RADARSUMEDANG.id, JAKARTA- Guna memperjuangkan Produk UMKM Kabupaten Sumedang, Bupati Kabupaten Sumedang Dony Ahmad Munir berkunjung ke kantor Lembaga Kebijakan Pengadaan Barang/Jasa Pemerintah (LKPP) RI di Jakarta menemui kepalanya, Azwar Anas, Selasa (22/2-2022).
Kegiatan tersebut juga dalam rangka konsultasi dan koordinasi terkait optimalisasi pengadaan barang dan jasa pemerintah agar lebih kredibel, berkualitas dalam menggerakkan ekonomi daerah.
Dijelaskan Bupati, ada tiga hal yang dibahas dalam pertemuan itu, pertama mengenai komitmen Pemkab Sumedang untuk meningkatkan keterlibatan produk-produk UMKM agar bisa masuk dalam marketplace dan e-katalog lokal.
“Kami berkomitmen, produk UMKM di kami bisa masuk marketplace dan bagian pengadaan barang dan jasa. Harapan kami produk UMKM kami juga bisa masuk di sistem lainnya yang difasilitasi oleh LKPP, baik di e-katalog dan sebagainya,” jelasnya.
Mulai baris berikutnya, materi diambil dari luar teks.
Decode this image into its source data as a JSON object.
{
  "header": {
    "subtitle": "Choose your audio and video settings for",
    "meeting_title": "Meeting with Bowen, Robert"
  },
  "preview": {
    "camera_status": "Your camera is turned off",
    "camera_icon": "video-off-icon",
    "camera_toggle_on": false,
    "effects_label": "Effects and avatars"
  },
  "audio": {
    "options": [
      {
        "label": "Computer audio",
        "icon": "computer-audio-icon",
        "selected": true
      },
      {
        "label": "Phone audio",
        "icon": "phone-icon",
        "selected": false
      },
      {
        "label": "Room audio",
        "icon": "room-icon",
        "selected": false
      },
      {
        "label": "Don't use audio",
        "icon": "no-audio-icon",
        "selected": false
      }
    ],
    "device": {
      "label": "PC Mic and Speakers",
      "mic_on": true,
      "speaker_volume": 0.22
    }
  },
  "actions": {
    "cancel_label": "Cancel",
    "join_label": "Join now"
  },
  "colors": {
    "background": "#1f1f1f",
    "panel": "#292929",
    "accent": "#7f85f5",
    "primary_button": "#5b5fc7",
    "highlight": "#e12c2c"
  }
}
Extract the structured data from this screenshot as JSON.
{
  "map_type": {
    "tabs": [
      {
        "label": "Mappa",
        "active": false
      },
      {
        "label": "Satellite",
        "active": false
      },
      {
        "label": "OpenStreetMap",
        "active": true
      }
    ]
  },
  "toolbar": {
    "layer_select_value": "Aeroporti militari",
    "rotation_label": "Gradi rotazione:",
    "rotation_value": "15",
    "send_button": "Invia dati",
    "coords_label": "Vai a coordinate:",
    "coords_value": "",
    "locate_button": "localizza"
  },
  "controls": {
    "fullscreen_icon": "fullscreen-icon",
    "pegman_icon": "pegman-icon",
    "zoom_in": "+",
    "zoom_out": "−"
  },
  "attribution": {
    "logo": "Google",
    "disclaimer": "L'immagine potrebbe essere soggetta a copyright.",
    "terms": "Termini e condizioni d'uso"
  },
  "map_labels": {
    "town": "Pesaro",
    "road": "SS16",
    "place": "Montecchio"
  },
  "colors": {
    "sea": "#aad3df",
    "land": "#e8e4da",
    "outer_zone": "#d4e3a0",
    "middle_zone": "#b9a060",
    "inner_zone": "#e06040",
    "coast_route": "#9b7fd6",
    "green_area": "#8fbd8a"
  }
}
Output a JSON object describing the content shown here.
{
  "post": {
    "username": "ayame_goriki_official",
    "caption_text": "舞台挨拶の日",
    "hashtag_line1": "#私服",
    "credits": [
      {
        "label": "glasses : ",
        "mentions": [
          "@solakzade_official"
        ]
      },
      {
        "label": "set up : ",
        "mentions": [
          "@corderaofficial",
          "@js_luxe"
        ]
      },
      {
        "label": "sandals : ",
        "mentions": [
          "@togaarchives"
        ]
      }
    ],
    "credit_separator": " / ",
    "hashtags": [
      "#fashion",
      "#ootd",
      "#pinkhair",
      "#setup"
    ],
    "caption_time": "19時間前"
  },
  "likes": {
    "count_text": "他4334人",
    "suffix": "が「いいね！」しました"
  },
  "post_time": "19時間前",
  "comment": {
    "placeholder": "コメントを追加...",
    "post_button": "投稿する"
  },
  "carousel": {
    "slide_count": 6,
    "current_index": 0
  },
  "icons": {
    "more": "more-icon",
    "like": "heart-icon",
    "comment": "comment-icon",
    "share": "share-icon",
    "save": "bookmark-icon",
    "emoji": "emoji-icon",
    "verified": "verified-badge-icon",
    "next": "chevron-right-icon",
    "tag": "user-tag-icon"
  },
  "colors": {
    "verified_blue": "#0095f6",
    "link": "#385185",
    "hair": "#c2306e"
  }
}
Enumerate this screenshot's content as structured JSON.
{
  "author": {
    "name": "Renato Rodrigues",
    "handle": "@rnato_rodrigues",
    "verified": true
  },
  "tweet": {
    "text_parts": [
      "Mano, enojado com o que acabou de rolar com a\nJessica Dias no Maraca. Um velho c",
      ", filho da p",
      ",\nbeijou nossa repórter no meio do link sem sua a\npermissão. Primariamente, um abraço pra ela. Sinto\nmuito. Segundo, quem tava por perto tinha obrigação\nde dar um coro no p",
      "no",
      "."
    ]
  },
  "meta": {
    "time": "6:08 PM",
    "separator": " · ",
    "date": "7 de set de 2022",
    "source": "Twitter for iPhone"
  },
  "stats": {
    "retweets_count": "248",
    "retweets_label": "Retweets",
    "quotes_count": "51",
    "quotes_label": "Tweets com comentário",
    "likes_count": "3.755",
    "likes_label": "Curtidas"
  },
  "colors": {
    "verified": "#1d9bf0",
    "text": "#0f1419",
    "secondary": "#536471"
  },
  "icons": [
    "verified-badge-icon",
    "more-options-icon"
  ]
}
Kedua, kata Bupati, keinginannya agar di tahun 2022 ada percepatan penyerapan APBD yang bertujuan supaya bisa menggerakman ekonomi daerah dan hasil pembangunannya bisa langsung dirasakan oleh masyarakat.
“Untuk percepatan penyerapan anggaran ini kami membutuhkan dukungan vokasi, pembinaan SDM dan juga pemberian arahan, terutama peningkatan kompetensi SDM bidang pengadaan barjas pemerintah,” ujarnya.
Dan yang ketiga, lanjut Bupati, kami meminta kepada Kepala LKPP agar Sumedang bisa dijadikan pilot project pengadaan barang dan jasa yang masuk dalam e-katalog di belanja langsung.
“Mudah-mudahan Sumedang bisa menjadi piloting e-katalog, menyambung program antara Pemkab Sumedang dengan LKPP,” harapnya.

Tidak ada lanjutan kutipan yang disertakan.